# Double GPO on a STC1000 setup?



## einnebcj (20/9/13)

Hi all

Putting together my STC1000 box and went scrounging around the shed to see what I had and came across a double GPO. Most set ups I've seen use two single plugs......any reason I couldn't use this double?

Chris


----------



## Mardoo (20/9/13)

Guys in the States do this all the time. Just. Mark. Them. Very. Well.


----------



## breakbeer (20/9/13)

I've got 2 STC1000's & one of them (the 1st one I did) has 2 cut extension cords sticking out the back. I decided to go with slimline GPO's for the 2nd one & I think it's much neater

Cold one is sprayed Blue, Hot one sprayed Red


----------



## einnebcj (20/9/13)

As in which one is heating and which is cooling? 

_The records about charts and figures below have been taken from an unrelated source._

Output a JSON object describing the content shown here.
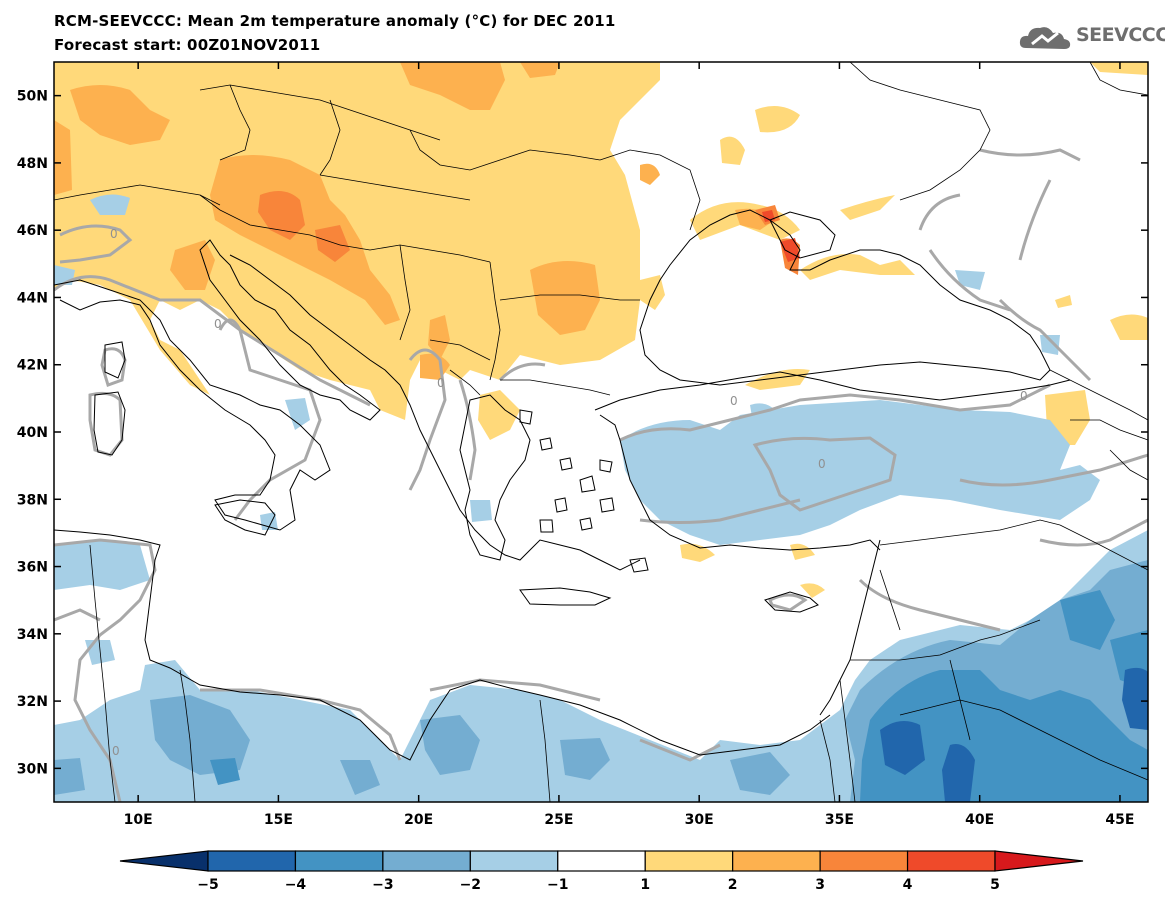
{
  "title": "RCM-SEEVCCC: Mean 2m temperature anomaly (°C) for DEC 2011",
  "subtitle": "Forecast start: 00Z01NOV2011",
  "logo_text": "SEEVCCC",
  "map": {
    "lon_range": [
      7,
      46
    ],
    "lat_range": [
      29,
      51
    ],
    "lat_ticks": [
      {
        "value": 50,
        "label": "50N"
      },
      {
        "value": 48,
        "label": "48N"
      },
      {
        "value": 46,
        "label": "46N"
      },
      {
        "value": 44,
        "label": "44N"
      },
      {
        "value": 42,
        "label": "42N"
      },
      {
        "value": 40,
        "label": "40N"
      },
      {
        "value": 38,
        "label": "38N"
      },
      {
        "value": 36,
        "label": "36N"
      },
      {
        "value": 34,
        "label": "34N"
      },
      {
        "value": 32,
        "label": "32N"
      },
      {
        "value": 30,
        "label": "30N"
      }
    ],
    "lon_ticks": [
      {
        "value": 10,
        "label": "10E"
      },
      {
        "value": 15,
        "label": "15E"
      },
      {
        "value": 20,
        "label": "20E"
      },
      {
        "value": 25,
        "label": "25E"
      },
      {
        "value": 30,
        "label": "30E"
      },
      {
        "value": 35,
        "label": "35E"
      },
      {
        "value": 40,
        "label": "40E"
      },
      {
        "value": 45,
        "label": "45E"
      }
    ],
    "contour_label": "0"
  },
  "colorbar": {
    "labels": [
      "−5",
      "−4",
      "−3",
      "−2",
      "−1",
      "1",
      "2",
      "3",
      "4",
      "5"
    ],
    "colors": [
      "#08306b",
      "#2166ac",
      "#4393c3",
      "#74add1",
      "#a6cfe6",
      "#ffffff",
      "#ffd97a",
      "#fdb14f",
      "#f8853a",
      "#ef4a2a",
      "#d7191c"
    ]
  }
}
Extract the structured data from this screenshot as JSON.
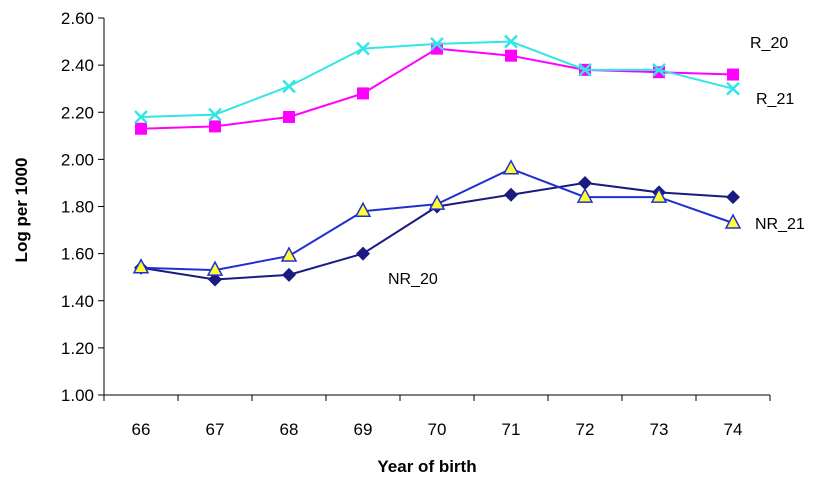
{
  "chart_data": {
    "type": "line",
    "title": "",
    "xlabel": "Year of birth",
    "ylabel": "Log per 1000",
    "categories": [
      "66",
      "67",
      "68",
      "69",
      "70",
      "71",
      "72",
      "73",
      "74"
    ],
    "ylim": [
      1.0,
      2.6
    ],
    "yticks": [
      "1.00",
      "1.20",
      "1.40",
      "1.60",
      "1.80",
      "2.00",
      "2.20",
      "2.40",
      "2.60"
    ],
    "grid": false,
    "legend": "none",
    "series": [
      {
        "name": "R_20",
        "color": "#FF00FF",
        "marker": "square",
        "values": [
          2.13,
          2.14,
          2.18,
          2.28,
          2.47,
          2.44,
          2.38,
          2.37,
          2.36
        ]
      },
      {
        "name": "R_21",
        "color": "#33E6E6",
        "marker": "x",
        "values": [
          2.18,
          2.19,
          2.31,
          2.47,
          2.49,
          2.5,
          2.38,
          2.38,
          2.3
        ]
      },
      {
        "name": "NR_20",
        "color": "#1A1A80",
        "marker": "diamond",
        "values": [
          1.54,
          1.49,
          1.51,
          1.6,
          1.8,
          1.85,
          1.9,
          1.86,
          1.84
        ]
      },
      {
        "name": "NR_21",
        "color": "#2030D0",
        "marker": "triangle",
        "marker_fill": "#FFFF33",
        "values": [
          1.54,
          1.53,
          1.59,
          1.78,
          1.81,
          1.96,
          1.84,
          1.84,
          1.73
        ]
      }
    ]
  }
}
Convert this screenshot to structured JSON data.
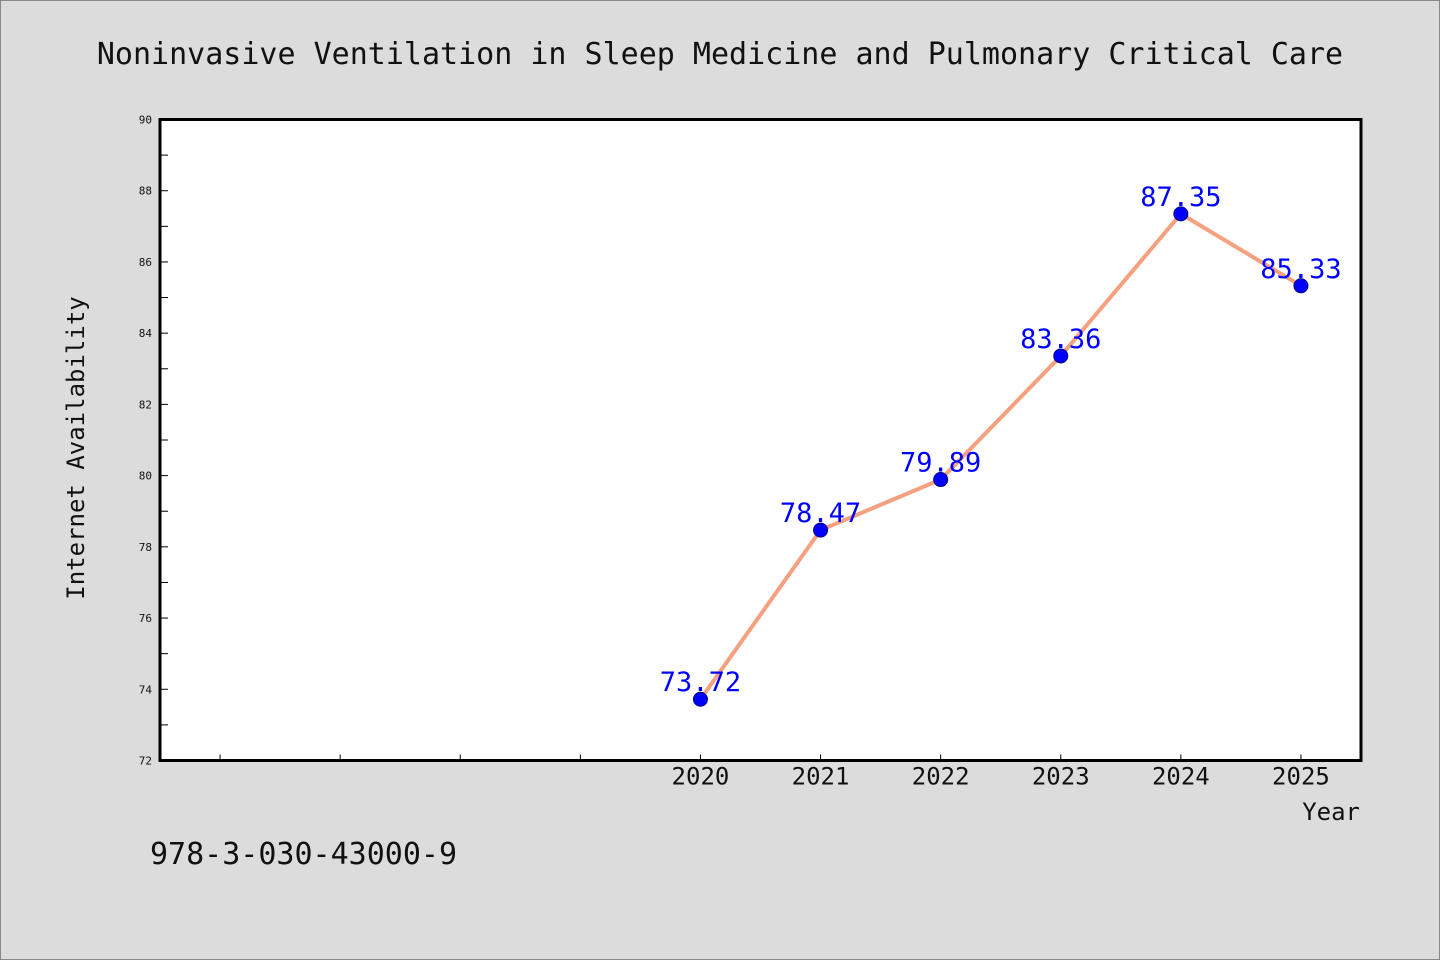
{
  "chart_data": {
    "type": "line",
    "title": "Noninvasive Ventilation in Sleep Medicine and Pulmonary Critical Care",
    "xlabel": "Year",
    "ylabel": "Internet Availability",
    "x": [
      "2020",
      "2021",
      "2022",
      "2023",
      "2024",
      "2025"
    ],
    "series": [
      {
        "values": [
          73.72,
          78.47,
          79.89,
          83.36,
          87.35,
          85.33
        ],
        "labels": [
          "73.72",
          "78.47",
          "79.89",
          "83.36",
          "87.35",
          "85.33"
        ]
      }
    ],
    "xlim": [
      2015.5,
      2025.5
    ],
    "ylim": [
      72,
      90
    ],
    "yticks": [
      "72",
      "74",
      "76",
      "78",
      "80",
      "82",
      "84",
      "86",
      "88",
      "90"
    ],
    "grid": false,
    "line_color": "#f5a07e",
    "marker_color": "#0000ff",
    "background_color": "#dcdcdc",
    "plot_background": "#ffffff"
  },
  "annotation": {
    "isbn": "978-3-030-43000-9"
  }
}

It's normal in Double GPO's for both sets of wires go into same 'points' on back - ie - two negative wires in same spot etc.....?


----------



## breakbeer (20/9/13)

If all the wiring goes to one point in the back of the double GPO then it'll be no good for an STC

you need to seperate the heating & cooling


----------



## BeerNess (20/9/13)

yeah I found this old school one for mine.. but any are fine... i like the switches being there so if I want to for what ever reason I can switch off the heating and cooling separate from the STC power, without unplugging them.


----------



## einnebcj (20/9/13)

Beerness. Does yours look like this on the back.....same principle of single entry points for each cable?


----------



## breakbeer (20/9/13)

I'm tellin' ya, it wont work


----------



## Mardoo (20/9/13)

Good point. Connections to hot and cold must be separate for heating and cooling to function separately. Didn't realize they made doubles with single entry points.


----------



## leighaus (20/9/13)

gday mate,

Im an electrician. Your double gpo there will be no good. As stated, that is just two points from a same switched circuit. you would be fine with a dgpo with an extra switch, but it kind of defeats the purpose and would look funny.

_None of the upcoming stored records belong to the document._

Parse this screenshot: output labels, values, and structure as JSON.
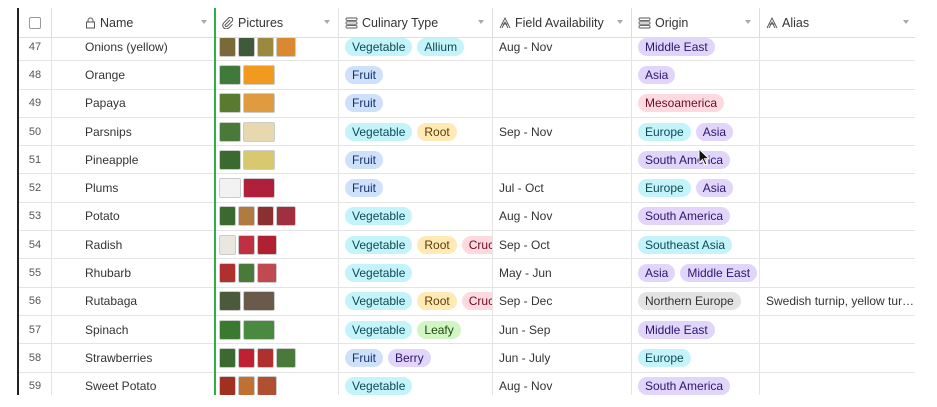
{
  "header": {
    "name": "Name",
    "pictures": "Pictures",
    "culinary": "Culinary Type",
    "field": "Field Availability",
    "origin": "Origin",
    "alias": "Alias"
  },
  "tag_colors": {
    "Vegetable": [
      "#c4f3fa",
      "#0b4b57"
    ],
    "Allium": [
      "#c4f3fa",
      "#0b4b57"
    ],
    "Fruit": [
      "#cfe0fb",
      "#123270"
    ],
    "Root": [
      "#ffeab6",
      "#5c3c00"
    ],
    "Cruci": [
      "#ffd9e0",
      "#6b0b24"
    ],
    "Leafy": [
      "#d1f6c4",
      "#1d4a10"
    ],
    "Berry": [
      "#e2d5fa",
      "#2b1570"
    ],
    "Middle East": [
      "#e2d5fa",
      "#2b1570"
    ],
    "Asia": [
      "#e2d5fa",
      "#2b1570"
    ],
    "Mesoamerica": [
      "#ffd9e0",
      "#6b0b24"
    ],
    "Europe": [
      "#c4f3fa",
      "#0b4b57"
    ],
    "South America": [
      "#e2d5fa",
      "#2b1570"
    ],
    "Southeast Asia": [
      "#c4f3fa",
      "#0b4b57"
    ],
    "Northern Europe": [
      "#e3e3e3",
      "#333333"
    ]
  },
  "rows": [
    {
      "num": "47",
      "name": "Onions (yellow)",
      "pics": [
        "#7a6a3a",
        "#3f5a3a",
        "#9a8a40",
        "#d98a30"
      ],
      "culinary": [
        "Vegetable",
        "Allium"
      ],
      "field": "Aug - Nov",
      "origin": [
        "Middle East"
      ],
      "alias": ""
    },
    {
      "num": "48",
      "name": "Orange",
      "pics": [
        "#3f7a3a",
        "#f29a20"
      ],
      "culinary": [
        "Fruit"
      ],
      "field": "",
      "origin": [
        "Asia"
      ],
      "alias": ""
    },
    {
      "num": "49",
      "name": "Papaya",
      "pics": [
        "#5a7a30",
        "#e09a40"
      ],
      "culinary": [
        "Fruit"
      ],
      "field": "",
      "origin": [
        "Mesoamerica"
      ],
      "alias": ""
    },
    {
      "num": "50",
      "name": "Parsnips",
      "pics": [
        "#4a7a3a",
        "#e8d8b0"
      ],
      "culinary": [
        "Vegetable",
        "Root"
      ],
      "field": "Sep - Nov",
      "origin": [
        "Europe",
        "Asia"
      ],
      "alias": ""
    },
    {
      "num": "51",
      "name": "Pineapple",
      "pics": [
        "#3a6a30",
        "#d8c870"
      ],
      "culinary": [
        "Fruit"
      ],
      "field": "",
      "origin": [
        "South America"
      ],
      "alias": ""
    },
    {
      "num": "52",
      "name": "Plums",
      "pics": [
        "#f2f2f2",
        "#b0203a"
      ],
      "culinary": [
        "Fruit"
      ],
      "field": "Jul - Oct",
      "origin": [
        "Europe",
        "Asia"
      ],
      "alias": ""
    },
    {
      "num": "53",
      "name": "Potato",
      "pics": [
        "#3a6a30",
        "#b07a40",
        "#8a3030",
        "#a03040"
      ],
      "culinary": [
        "Vegetable"
      ],
      "field": "Aug - Nov",
      "origin": [
        "South America"
      ],
      "alias": ""
    },
    {
      "num": "54",
      "name": "Radish",
      "pics": [
        "#e8e8e0",
        "#c03040",
        "#b02030"
      ],
      "culinary": [
        "Vegetable",
        "Root",
        "Cruci"
      ],
      "field": "Sep - Oct",
      "origin": [
        "Southeast Asia"
      ],
      "alias": ""
    },
    {
      "num": "55",
      "name": "Rhubarb",
      "pics": [
        "#b03030",
        "#4a7a3a",
        "#c04a50"
      ],
      "culinary": [
        "Vegetable"
      ],
      "field": "May - Jun",
      "origin": [
        "Asia",
        "Middle East"
      ],
      "alias": ""
    },
    {
      "num": "56",
      "name": "Rutabaga",
      "pics": [
        "#4a5a3a",
        "#6a5a4a"
      ],
      "culinary": [
        "Vegetable",
        "Root",
        "Cruci"
      ],
      "field": "Sep - Dec",
      "origin": [
        "Northern Europe"
      ],
      "alias": "Swedish turnip, yellow tur…"
    },
    {
      "num": "57",
      "name": "Spinach",
      "pics": [
        "#3a7a30",
        "#4a8a40"
      ],
      "culinary": [
        "Vegetable",
        "Leafy"
      ],
      "field": "Jun - Sep",
      "origin": [
        "Middle East"
      ],
      "alias": ""
    },
    {
      "num": "58",
      "name": "Strawberries",
      "pics": [
        "#3a6a30",
        "#c02030",
        "#b03030",
        "#4a7a3a"
      ],
      "culinary": [
        "Fruit",
        "Berry"
      ],
      "field": "Jun - July",
      "origin": [
        "Europe"
      ],
      "alias": ""
    },
    {
      "num": "59",
      "name": "Sweet Potato",
      "pics": [
        "#a03020",
        "#c07030",
        "#b05030"
      ],
      "culinary": [
        "Vegetable"
      ],
      "field": "Aug - Nov",
      "origin": [
        "South America"
      ],
      "alias": ""
    }
  ]
}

Look around for an older clipsal DGPO if, they used to run cable to each socket 'back in the day'.


----------



## Bridges (20/9/13)

Topics like this scare me a lot. Also will dob myself in. I'm a sparky. If you're unsure, don't guess. The price for getting it wrong with electricity can be very high.


----------



## einnebcj (20/9/13)

Thanks Bridges. That's why I posted - I knew someone with a qualification would give me an answer!


----------



## Dan2 (20/9/13)

I used them on both my STCs. It took a LOT of dickin around to isolate them, but you can do it.
Probably wouldn't go down the same path next time, but I had them laying around the shed....


----------



## BeerNess (21/9/13)

Ah didn't realize yours was single entry yeah as pros have said won't work. My plugs have separate wirings so work a treat


----------



## emnpaul (21/9/13)

If you're not an electrician but just *have *to do your own wiring, and you shouldn't, then what's wrong with two single GPOs, separately wired and labelled hot and cold? It's not that expensive to do the job properly.


----------



## Ducatiboy stu (21/9/13)

I was going to sugest that. And you can get different coloured power points


----------



## Nibbo (21/9/13)

You can get a double gpo with seperate feeds. I use one on my setup. I think it's called something like a skirting gpo or a slimline gpo. Electrical suppliers like middy's or AWM should have them.


----------



## blotto (21/9/13)

einnebcj said:


> Hi all
> 
> Putting together my STC1000 box and went scrounging around the shed to see what I had and came across a double GPO. Most set ups I've seen use two single plugs......any reason I couldn't use this double?
> 
> Chris


If you don't want a duel function temp controller that power point will work fine, it will just be either all cooling or all heating. If you want heating and cooling you'll need two outlets.


----------



## Black Devil Dog (22/9/13)

I sometimes wonder when I read topics about DIY electrical on this website, if some of the people who no longer visit here, did a bit of DIY electrical themselves................. h34r:


----------



## booargy (22/9/13)

top one will work bottom one will not.


----------



## Tex083 (15/10/13)

http://www.jaycar.com.au/productView.asp?ID=PS4094
Get 2 of them $8 each.
Drill a hole and mount in a jiffy box. Looks neat and wont kill you. If you "need" them switched http://www.jaycar.com.au/productView.asp?ID=SK0982 $5 each and will be easy.
The STC has a off switch, hold the power button till it turns off.


----------



## yum beer (15/10/13)

Black Devil Dog said:


> I sometimes wonder when I read topics about DIY electrical on this website, if some of the people who no longer visit here, did a bit of DIY electrical themselves................. h34r:


I've only ever had problems with electrics fitted/installed by professionals.
If you understand the principles and have cut-out switches you should be good to go, just do your homework, triple check everything, and hold your bum hole tight when turning stuff on the first time.


----------



## WarmBeer (15/10/13)

yum beer said:


> If you understand the principles and have cut-out switches you should be good to go, just do your homework, triple check everything, and hold your bum hole tight when turning stuff on *utilising a 5 foot length of PVC piping* the first time.


FTFY


----------



## Glot (18/11/13)

Another safety point. The power point should have a double pole switch because you will be supplying the controller from a 3 pin plug top and lead.


----------



## burrster (21/11/13)

Just my 2 cents worth, a recent bought a skirting double gpo, because each socket could be wired seperately ( I'm a sparky) that said on my second setup I bought 2 panel mount sockets, as they were much cheaper.


----------